Office of about 50-75 people, which includes shift workers, plus some colleagues from our Japan corporate office. Everyone by first name (“name-san” for our Japanese colleagues, though I use just “name” for some of them if I talk with them a lot, I really don’t know if that really upsets them or not). Co-worker friends that we are good buddies with, we just call them by their last names (like a sports team) or nicknames.
Academic. We refer to each other as Doctor Lastname if students are around. Otherwise, by first name.
I work in a hospital and it’s pretty much all first names.
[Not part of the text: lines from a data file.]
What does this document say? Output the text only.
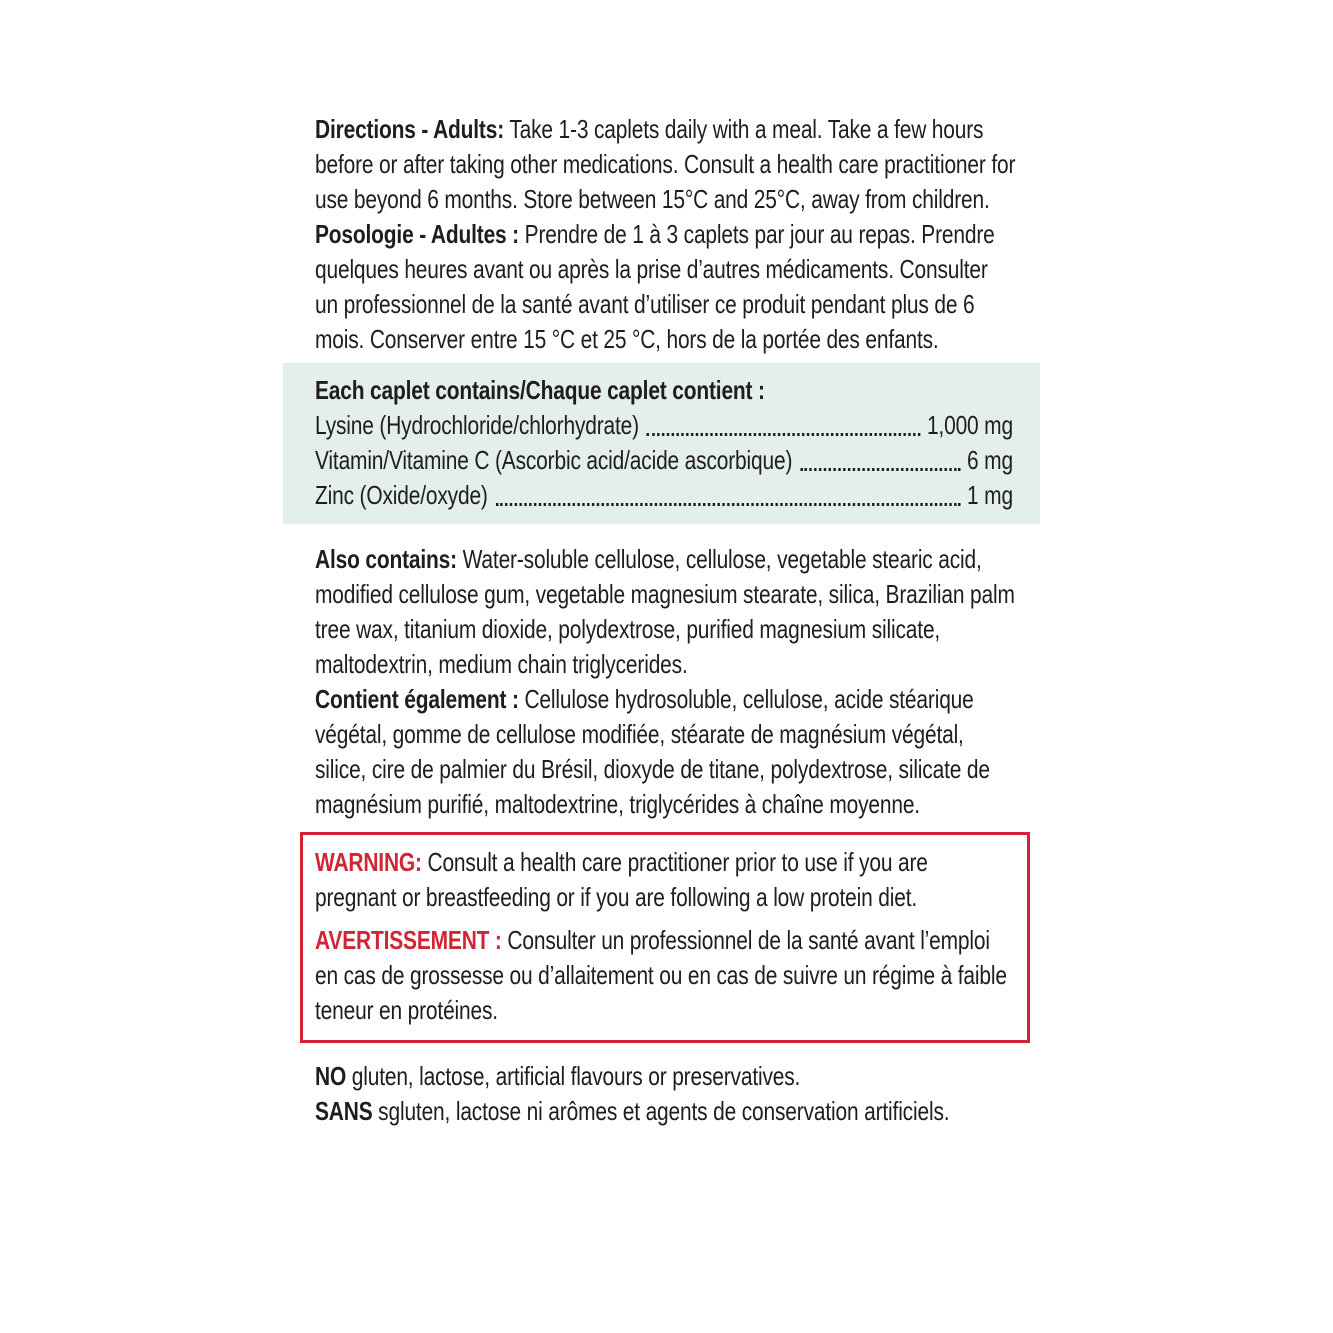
Directions - Adults: Take 1-3 caplets daily with a meal. Take a few hours before or after taking other medications. Consult a health care practitioner for use beyond 6 months. Store between 15°C and 25°C, away from children.

Posologie - Adultes : Prendre de 1 à 3 caplets par jour au repas. Prendre quelques heures avant ou après la prise d’autres médicaments. Consulter un professionnel de la santé avant d’utiliser ce produit pendant plus de 6 mois. Conserver entre 15 °C et 25 °C, hors de la portée des enfants.

Each caplet contains/Chaque caplet contient :

Lysine (Hydrochloride/chlorhydrate)	1,000 mg
Vitamin/Vitamine C (Ascorbic acid/acide ascorbique)	6 mg
Zinc (Oxide/oxyde)	1 mg

Also contains: Water-soluble cellulose, cellulose, vegetable stearic acid, modified cellulose gum, vegetable magnesium stearate, silica, Brazilian palm tree wax, titanium dioxide, polydextrose, purified magnesium silicate, maltodextrin, medium chain triglycerides.

Contient également : Cellulose hydrosoluble, cellulose, acide stéarique végétal, gomme de cellulose modifiée, stéarate de magnésium végétal, silice, cire de palmier du Brésil, dioxyde de titane, polydextrose, silicate de magnésium purifié, maltodextrine, triglycérides à chaîne moyenne.

WARNING: Consult a health care practitioner prior to use if you are pregnant or breastfeeding or if you are following a low protein diet.

AVERTISSEMENT : Consulter un professionnel de la santé avant l’emploi en cas de grossesse ou d’allaitement ou en cas de suivre un régime à faible teneur en protéines.

NO gluten, lactose, artificial flavours or preservatives.

SANS sgluten, lactose ni arômes et agents de conservation artificiels.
Some of the consultants from other specialties get Dr Lastname but usually because we don’t know their given names.
I’ve worked here, off and on, since 1980 and I’m not entirely comfortable with the creeping informality. The last time I came back, I had the greatest difficulty calling one of the consultants ‘Mary’ since she’d been known to me as Dr Lastname since I first worked here. I found myself not calling her anything, which was rude, so I had to switch to calling her Mary.
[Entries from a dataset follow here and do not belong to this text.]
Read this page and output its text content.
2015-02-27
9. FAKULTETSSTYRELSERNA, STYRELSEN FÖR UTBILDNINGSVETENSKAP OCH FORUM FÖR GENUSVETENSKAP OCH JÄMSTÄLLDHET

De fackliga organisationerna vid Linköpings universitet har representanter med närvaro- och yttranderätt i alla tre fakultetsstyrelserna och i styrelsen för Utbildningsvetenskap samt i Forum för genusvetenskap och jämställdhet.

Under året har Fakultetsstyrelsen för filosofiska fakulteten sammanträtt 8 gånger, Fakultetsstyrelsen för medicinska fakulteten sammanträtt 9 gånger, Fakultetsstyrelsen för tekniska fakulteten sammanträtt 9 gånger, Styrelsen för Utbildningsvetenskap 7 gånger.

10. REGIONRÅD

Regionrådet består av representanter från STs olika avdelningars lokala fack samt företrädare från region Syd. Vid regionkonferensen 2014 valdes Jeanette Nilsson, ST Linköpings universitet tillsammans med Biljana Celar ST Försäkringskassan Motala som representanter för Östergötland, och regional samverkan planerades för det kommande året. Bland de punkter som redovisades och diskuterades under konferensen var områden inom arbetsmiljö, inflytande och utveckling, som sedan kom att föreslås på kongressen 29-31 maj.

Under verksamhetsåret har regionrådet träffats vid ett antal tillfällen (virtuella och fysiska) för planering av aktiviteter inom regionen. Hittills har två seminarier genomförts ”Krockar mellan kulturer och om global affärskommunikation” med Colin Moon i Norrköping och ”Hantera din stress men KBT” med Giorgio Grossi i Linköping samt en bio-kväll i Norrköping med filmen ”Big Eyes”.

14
Honorific plus last name if there are students around, especially if anyone present is teaching. One of the labs also calls me by honorific plus last name. Really, for many I think saying my last name is easier than my real name.
Supervisors and peers call me by my first name. Students can, too, so long as I’m not their teacher at that time.
I’d rather be addressed by my last name than my first name (without the honorific). I’d prefer only real friends and family use my first name.
At my current job, I address everyone I speak to by their first name, from the big cheese owner of everything (ok, I’ve only met him once, but we were told to call him by his first name) to the vice president and regional managers, as well as my coworkers.
A few years ago, I worked for a company where three people were expected to be addressed as Mister. It was a bit odd for me, coming from my previous job at a large investment firm, where as a lowly switchboard operator I referred to even the most senior executives by their first names, to be told I had to use Mister now for certain people.
I was ok with the owner and the elderly partner - it seemed appropriate and respectful, but I totally resented having to address the smug, condescending asshole that was our company lawyer as Mr. Lastname. I so wanted to insist on him calling me Miss Lastname - hey, if we’re going to insist on formality… but I needed my job and just sucked it up.